“I want to get him there as soon as possible. I want pictures of that bridge—both ends of it—before they bring Mattingly on it tomorrow morning. I think the CIC can do that better than anyone else.”
“Getting pictures of their end of it may not be easy,” Tiny said.
“I have people in Brandenburg,” Gehlen said. “I’ll have pictures before tomorrow morning.”
“And can your people find out where Serov’s holding him? And learn the back-and-forth route from wherever that is to the bridge?”
“That’ll probably take some more time, but eventually, yes,” Gehlen said.
“You’re not thinking of trying to kidnap him back from the Russians, are you?” Wallace asked.
“I’m trying to think of all our possible actions, Colonel,” Cronley said. “Tiny, pick a dozen of your largest, meanest-looking troopers and get them—with full Constabulary regalia—to Berlin as soon as possible. By air. Cut orders giving them the highest priority.”
“Got it,” Dunwiddie said.
“And cut the same kind of orders for Colonel Mannberg, Ostrowski, and me.”
“Got it.”
“Correction,” Cronley said. “Ostrowski and four of his people who speak German and Russian.”

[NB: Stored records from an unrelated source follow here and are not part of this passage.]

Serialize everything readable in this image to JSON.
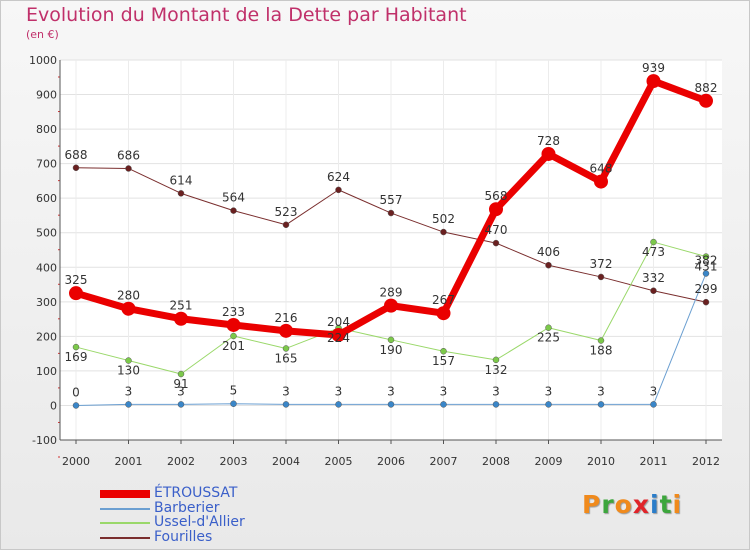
{
  "title": "Evolution du Montant de la Dette par Habitant",
  "unit": "(en €)",
  "brand": [
    "P",
    "r",
    "o",
    "x",
    "i",
    "t",
    "i"
  ],
  "brand_colors": [
    "#f08a1c",
    "#3da63d",
    "#f08a1c",
    "#e0242a",
    "#2a7dc9",
    "#3da63d",
    "#f08a1c"
  ],
  "chart_data": {
    "type": "line",
    "title": "Evolution du Montant de la Dette par Habitant",
    "ylabel": "(en €)",
    "xlabel": "",
    "ylim": [
      -100,
      1000
    ],
    "yticks": [
      "-100",
      "0",
      "100",
      "200",
      "300",
      "400",
      "500",
      "600",
      "700",
      "800",
      "900",
      "1000"
    ],
    "categories": [
      "2000",
      "2001",
      "2002",
      "2003",
      "2004",
      "2005",
      "2006",
      "2007",
      "2008",
      "2009",
      "2010",
      "2011",
      "2012"
    ],
    "series": [
      {
        "name": "ÉTROUSSAT",
        "color": "#ea0000",
        "width": 7,
        "marker": 7,
        "labels": "above",
        "values": [
          325,
          280,
          251,
          233,
          216,
          204,
          289,
          267,
          568,
          728,
          648,
          939,
          882
        ]
      },
      {
        "name": "Barberier",
        "color": "#6b9fd1",
        "width": 1,
        "marker": 3,
        "markerColor": "#3a86c8",
        "labels": "above",
        "values": [
          0,
          3,
          3,
          5,
          3,
          3,
          3,
          3,
          3,
          3,
          3,
          3,
          382
        ]
      },
      {
        "name": "Ussel-d'Allier",
        "color": "#9ad86a",
        "width": 1,
        "marker": 3,
        "markerColor": "#7cc94a",
        "labels": "below",
        "values": [
          169,
          130,
          91,
          201,
          165,
          224,
          190,
          157,
          132,
          225,
          188,
          473,
          431
        ]
      },
      {
        "name": "Fourilles",
        "color": "#7a2e2e",
        "width": 1,
        "marker": 3,
        "markerColor": "#6a2020",
        "labels": "above",
        "values": [
          688,
          686,
          614,
          564,
          523,
          624,
          557,
          502,
          470,
          406,
          372,
          332,
          299
        ]
      }
    ]
  }
}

“Ostrowski has DCI credentials,” Freddy Hessinger said. “His people don’t. You probably can’t get them on the Berlin airplane at all, much less with a priority that would see them bumping American officers or enlisted.”
“So you suggest?”
“Have them drive to Berlin in one of the Fords. Driven by somebody with DCI credentials to get them past the MPs at the Helmstedt checkpoint on the autobahn.”
“Like who? Who with DCI credentials?”
“Me,” Hessinger said.
“You’re needed here to cut the orders.”
“I can handle that,” Claudette Colbert said.
Cronley looked at her, visibly cut off what he was about to say, and instead said, “No.”
“No?” she challenged.
“Change that to three of Ostrowski’s people, Freddy, and Dette. No offense, Freddy, but Dette flashing DCI credentials at the Helmstedt MPs is going to dazzle them more than you would. And you can probably find something else for her to do in Berlin. Sergeant Miller can cut the orders, et cetera, as well as you can, Dette, right?”
“Nearly as well as I can,” she replied, and then added, “Thanks. I really want to be in on this.”
“Okay, you and Freddy get going.”
“I have something to offer of a tangential nature I think you should hear before I leave,” Hessinger said.
“Won’t it wait?”
“I think you should hear it before I leave.”
“Make it quick, Freddy.”
“It has to do with Lazarus, especially since you have identified him as Major of State Security Ulyanov.”
Cronley motioned impatiently for him to get on with it.
“By now I think he has figured out that we are not going to . . . dispose of him. Similarly, I think it unlikely that we will be able to turn him. We could send him to Argentina, but confining him there would be difficult. So, what do we do with him?”